A minimaratona do congresso de cardiologia é mais um desafio para os seus improváveis 75 anos, que tanto o orgulham. Mas não tanto como a resistência e bom humor que mantém após três enfartes, nove cirurgias e um cancro da próstata.

Ao DN diz que "a dor no coração é incomparável com qualquer outra. Sentimos que limita imenso a nossa condição humana", refere, acrescentando que o convívio com os amigos do clube de doentes coronários o ajudou.

A prática de exercício sempre existiu, mas agora está condicionada. "Vou fazer dois km de caminhada.
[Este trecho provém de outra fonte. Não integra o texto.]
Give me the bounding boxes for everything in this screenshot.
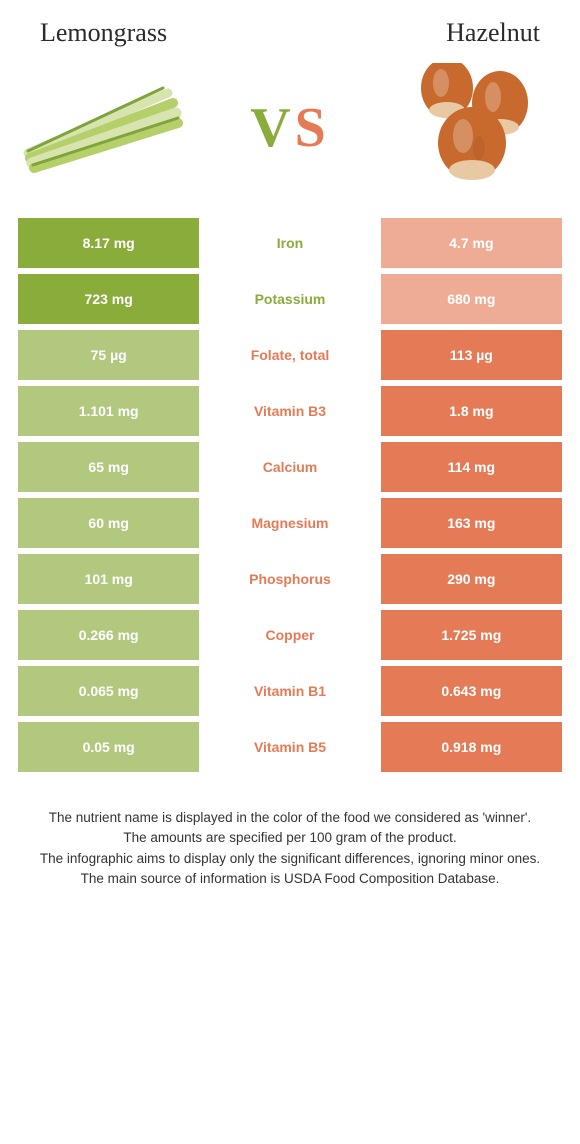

O Dr. Miguel Mendes não me deixa fazer mais. Às vezes faço uns abusozitos", brinca. Agora quer ter tempo para os filhos e netos. "Não fiz nada para vir para cá, por isso não quero fazer para sair".

O primeiro-ministro José Sócrates marcou presença nesta minimaratona, que teve uma nuance. O percurso de dois ou quatro quilómetros era cardioprotegido, com a presença de técnicos do INEM e desfibrilhadores automáticos caso necessário. Miguel Mendes, cardiologista em Santa Cruz, recorda que só 3% dos 20 mil doentes que precisam fazem reabilitação cardíaca no País, exercício monitorizado que "reduz em 25% o risco de novo enfarte".